LA NEO LINGUA ORWELLIANA PARTORISCE “CONGEDO VOLONTARIO E ACCOMPAGNATO DALLA VITA” PER DEVIARE L’ATTENZIONE DAL TERMINE “SUICIDIO ASSISTITO”

Hanno cominciato con l’aborto, chiamandolo IVG, interruzione volontaria della gravidanza, oscurando quindi la presenza di quell’essere umano concepito che è il presupposto per parlare di gravidanza. Così si nasconde il fatto che si sta sopprimendo un essere umano.

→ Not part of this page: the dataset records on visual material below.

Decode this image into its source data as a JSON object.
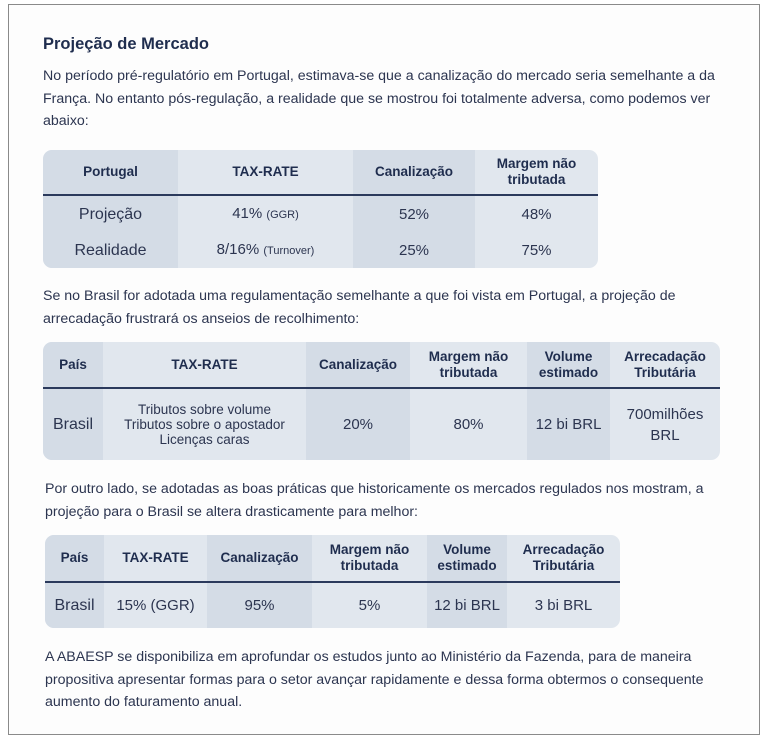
{
  "title": "Projeção de Mercado",
  "paragraphs": [
    "No período pré-regulatório em Portugal, estimava-se que a canalização do mercado seria semelhante a da França. No entanto pós-regulação, a realidade que se mostrou foi totalmente adversa, como podemos ver abaixo:",
    "Se no Brasil for adotada uma regulamentação semelhante a que foi vista em Portugal, a projeção de arrecadação frustrará os anseios de recolhimento:",
    "Por outro lado, se adotadas as boas práticas que historicamente os mercados regulados nos mostram, a projeção para o Brasil se altera drasticamente para melhor:",
    "A ABAESP se disponibiliza em aprofundar os estudos junto ao Ministério da Fazenda, para de maneira propositiva apresentar formas para o setor avançar rapidamente e dessa forma obtermos o consequente aumento do faturamento anual."
  ],
  "table_portugal": {
    "headers": [
      "Portugal",
      "TAX-RATE",
      "Canalização",
      "Margem não tributada"
    ],
    "rows": [
      {
        "label": "Projeção",
        "tax": "41%",
        "tax_note": "(GGR)",
        "canal": "52%",
        "margem": "48%"
      },
      {
        "label": "Realidade",
        "tax": "8/16%",
        "tax_note": "(Turnover)",
        "canal": "25%",
        "margem": "75%"
      }
    ]
  },
  "table_brasil_atual": {
    "headers": [
      "País",
      "TAX-RATE",
      "Canalização",
      "Margem não tributada",
      "Volume estimado",
      "Arrecadação Tributária"
    ],
    "row": {
      "pais": "Brasil",
      "tax_lines": [
        "Tributos sobre volume",
        "Tributos sobre o apostador",
        "Licenças caras"
      ],
      "canal": "20%",
      "margem": "80%",
      "volume": "12 bi BRL",
      "arrecadacao": "700milhões BRL"
    }
  },
  "table_brasil_boas_praticas": {
    "headers": [
      "País",
      "TAX-RATE",
      "Canalização",
      "Margem não tributada",
      "Volume estimado",
      "Arrecadação Tributária"
    ],
    "row": {
      "pais": "Brasil",
      "tax": "15% (GGR)",
      "canal": "95%",
      "margem": "5%",
      "volume": "12 bi BRL",
      "arrecadacao": "3 bi BRL"
    }
  },
  "colors": {
    "heading": "#1f2d4e",
    "table_bg": "#e1e7ee",
    "table_col_shade": "#d4dce6"
  }
}
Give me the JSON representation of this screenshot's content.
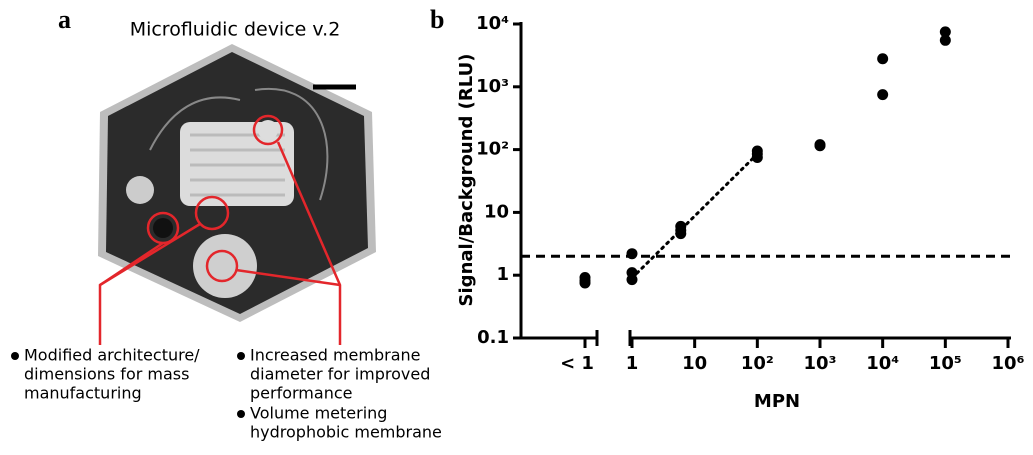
{
  "panel_a": {
    "label": "a",
    "title": "Microfluidic device v.2",
    "notes": [
      {
        "lines": [
          "Modified architecture/",
          "dimensions for mass",
          "manufacturing"
        ]
      },
      {
        "lines": [
          "Increased membrane",
          "diameter for improved",
          "performance"
        ]
      },
      {
        "lines": [
          "Volume metering",
          "hydrophobic membrane"
        ]
      }
    ]
  },
  "chart_data": {
    "type": "scatter",
    "panel_label": "b",
    "y_label": "Signal/Background (RLU)",
    "x_label": "MPN",
    "log_x": true,
    "log_y": true,
    "color": "#000000",
    "below_range": {
      "category": "< 1",
      "values": [
        0.92,
        0.82,
        0.75
      ]
    },
    "x": [
      1,
      1,
      1,
      6,
      6,
      6,
      100,
      100,
      100,
      1000,
      1000,
      10000,
      10000,
      100000,
      100000
    ],
    "values": [
      2.2,
      1.1,
      0.85,
      6,
      5.2,
      4.6,
      95,
      85,
      75,
      120,
      115,
      2800,
      750,
      7500,
      5500
    ],
    "xlim": [
      1,
      1000000
    ],
    "xticks": [
      1,
      10,
      {
        "value": 100,
        "label": "10²"
      },
      {
        "value": 1000,
        "label": "10³"
      },
      {
        "value": 10000,
        "label": "10⁴"
      },
      {
        "value": 100000,
        "label": "10⁵"
      },
      {
        "value": 1000000,
        "label": "10⁶"
      }
    ],
    "ylim": [
      0.1,
      10000
    ],
    "yticks": [
      0.1,
      1,
      10,
      {
        "value": 100,
        "label": "10²"
      },
      {
        "value": 1000,
        "label": "10³"
      },
      {
        "value": 10000,
        "label": "10⁴"
      }
    ],
    "threshold": 2,
    "fit_line": {
      "x": [
        1,
        100
      ],
      "values": [
        0.9,
        85
      ]
    }
  }
}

Hanno continuato con la PMA, procreazione medicalmente assistita, oscurando la consapevolezza che nella maggior parte dei casi si tratta di fecondazione in vitro, che fa del concepito un prodotto, e che provoca la perdita di quasi il 90% degli embrioni impiantati in utero.
(Quando però volevano far passare la nutrizione e l’idratazione per trattamenti sanitari sospendibili, non parlavano di nutrizione assistita, ma artificiale, o addirittura “forzata”.)

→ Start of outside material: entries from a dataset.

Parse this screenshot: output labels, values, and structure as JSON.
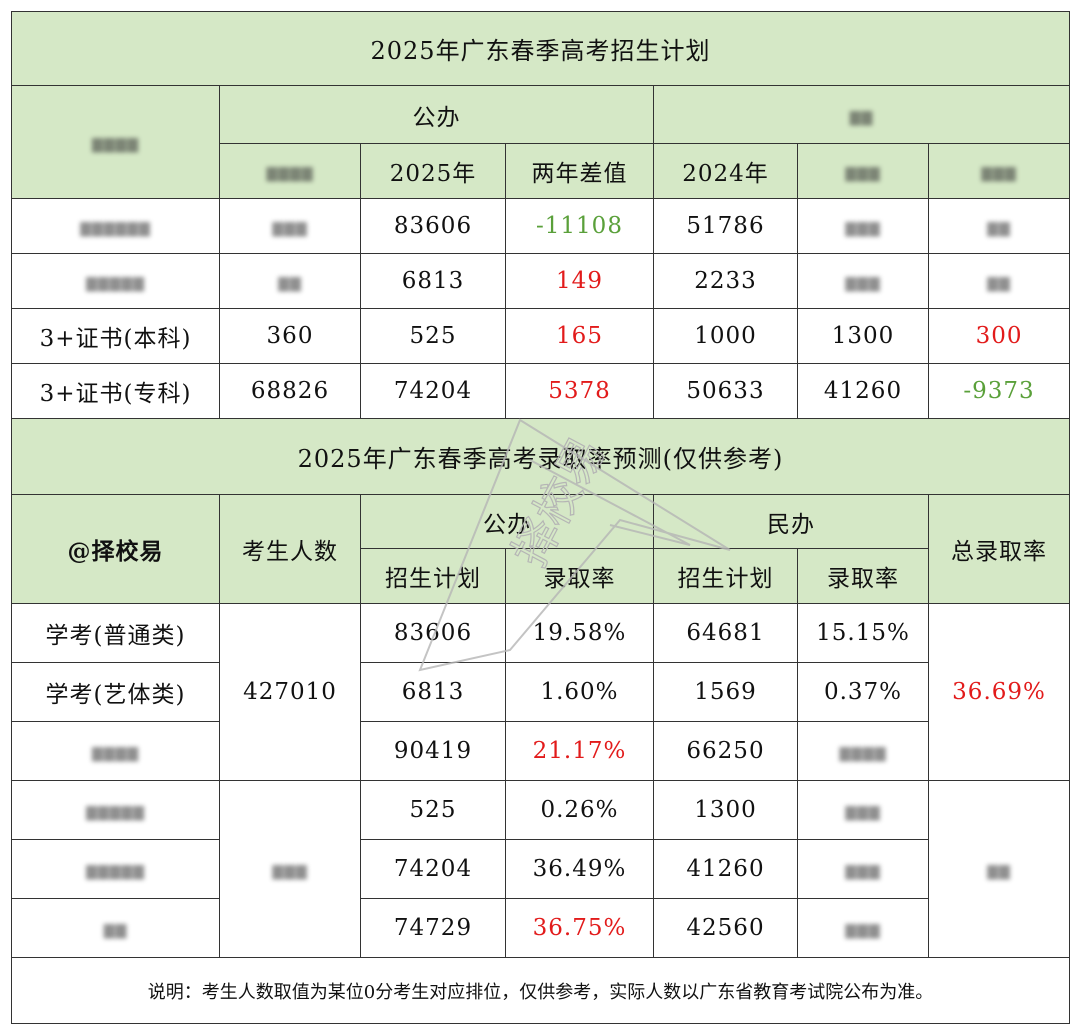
{
  "table1": {
    "title": "2025年广东春季高考招生计划",
    "group_public": "公办",
    "col_2025": "2025年",
    "col_diff": "两年差值",
    "col_2024": "2024年",
    "rows": [
      {
        "c2": "83606",
        "c3": "-11108",
        "c4": "51786"
      },
      {
        "c2": "6813",
        "c3": "149",
        "c4": "2233"
      },
      {
        "label": "3+证书(本科)",
        "c1": "360",
        "c2": "525",
        "c3": "165",
        "c4": "1000",
        "c5": "1300",
        "c6": "300"
      },
      {
        "label": "3+证书(专科)",
        "c1": "68826",
        "c2": "74204",
        "c3": "5378",
        "c4": "50633",
        "c5": "41260",
        "c6": "-9373"
      }
    ]
  },
  "table2": {
    "title": "2025年广东春季高考录取率预测(仅供参考)",
    "corner": "@择校易",
    "col_candidates": "考生人数",
    "group_public": "公办",
    "group_private": "民办",
    "col_total_rate": "总录取率",
    "sub_plan": "招生计划",
    "sub_rate": "录取率",
    "candidates_value": "427010",
    "total_rate_value": "36.69%",
    "rows": [
      {
        "label": "学考(普通类)",
        "pub_plan": "83606",
        "pub_rate": "19.58%",
        "pri_plan": "64681",
        "pri_rate": "15.15%"
      },
      {
        "label": "学考(艺体类)",
        "pub_plan": "6813",
        "pub_rate": "1.60%",
        "pri_plan": "1569",
        "pri_rate": "0.37%"
      },
      {
        "pub_plan": "90419",
        "pub_rate": "21.17%",
        "pri_plan": "66250"
      },
      {
        "pub_plan": "525",
        "pub_rate": "0.26%",
        "pri_plan": "1300"
      },
      {
        "pub_plan": "74204",
        "pub_rate": "36.49%",
        "pri_plan": "41260"
      },
      {
        "pub_plan": "74729",
        "pub_rate": "36.75%",
        "pri_plan": "42560"
      }
    ]
  },
  "note": "说明：考生人数取值为某位0分考生对应排位，仅供参考，实际人数以广东省教育考试院公布为准。",
  "watermark": "择校易",
  "colors": {
    "header_green": "#d5e8c6",
    "red": "#e21b1b",
    "green_text": "#5aa03a"
  }
}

Il termine “sesso assegnato alla nascita”, che esprime correttamente la situazione di una piccolissima percentuale di neonati nei quali, per anomalie dello sviluppo dei genitali, l’attribuzione del sesso può essere incerta, si cerca ora di utilizzarlo per tutti, per far passare l’idea che il sesso non abbia alcuna base biologica, ma ciascuno se lo possa scegliere.

La legge sul suicidio assistito in discussione al Senato si intitola “Morte volontaria medicalmente assistita”, ma evidentemente questo ad alcuni non basta, perché rimane l’idea che ci si serve della medicina per dare la morte invece che per curare.

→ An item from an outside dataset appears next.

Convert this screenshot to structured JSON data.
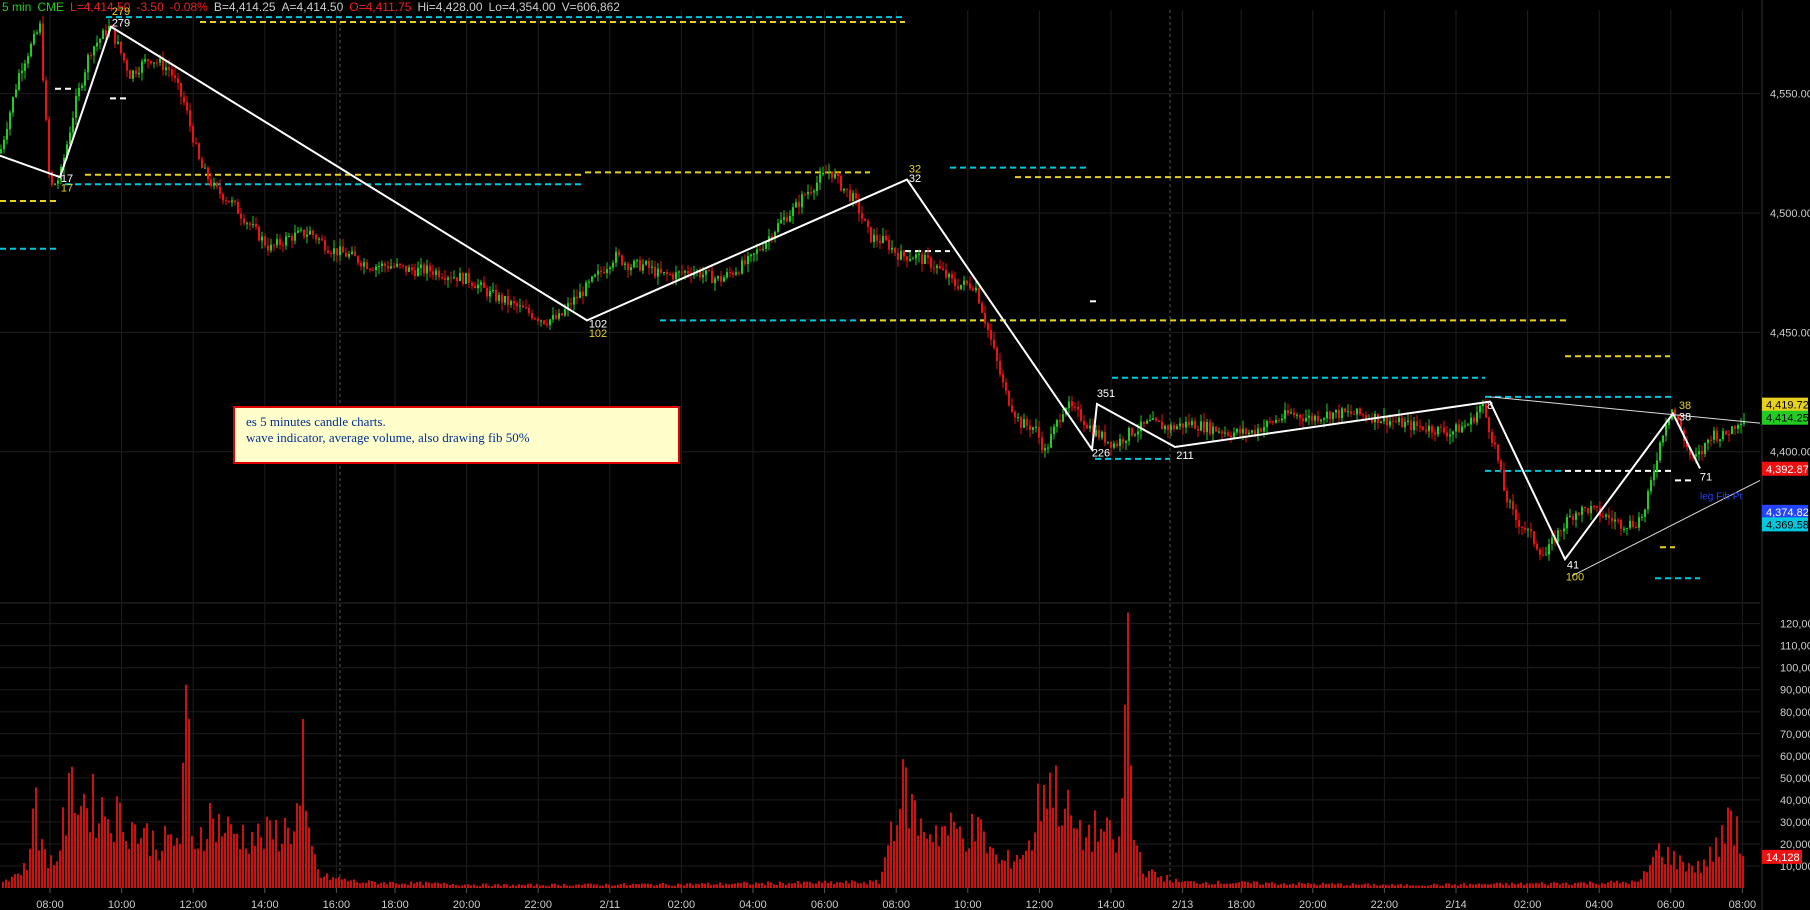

Su Facebook ho visto la proposta di un nuovo acronimo: CVAV “congedo volontario e accompagnato dalla vita”, perché “C’è qualcosa di torvo e di violento, e anche di subdolamente “giudicante”, in quella parola (suicidio) che contiene in sé l’idea dell’uccisione, e dunque della peggiore delle sopraffazioni possibili (in questo caso del soggetto su sé stesso con la collaborazione d’altri).”

Quindi togliamo anche l’ombra dell’idea che si sta parlando di farsi aiutare nel darsi la morte, utilizzando farmaci per sopprimere invece che curare: no, che cosa volete che sia… un semplice congedo in compagnia.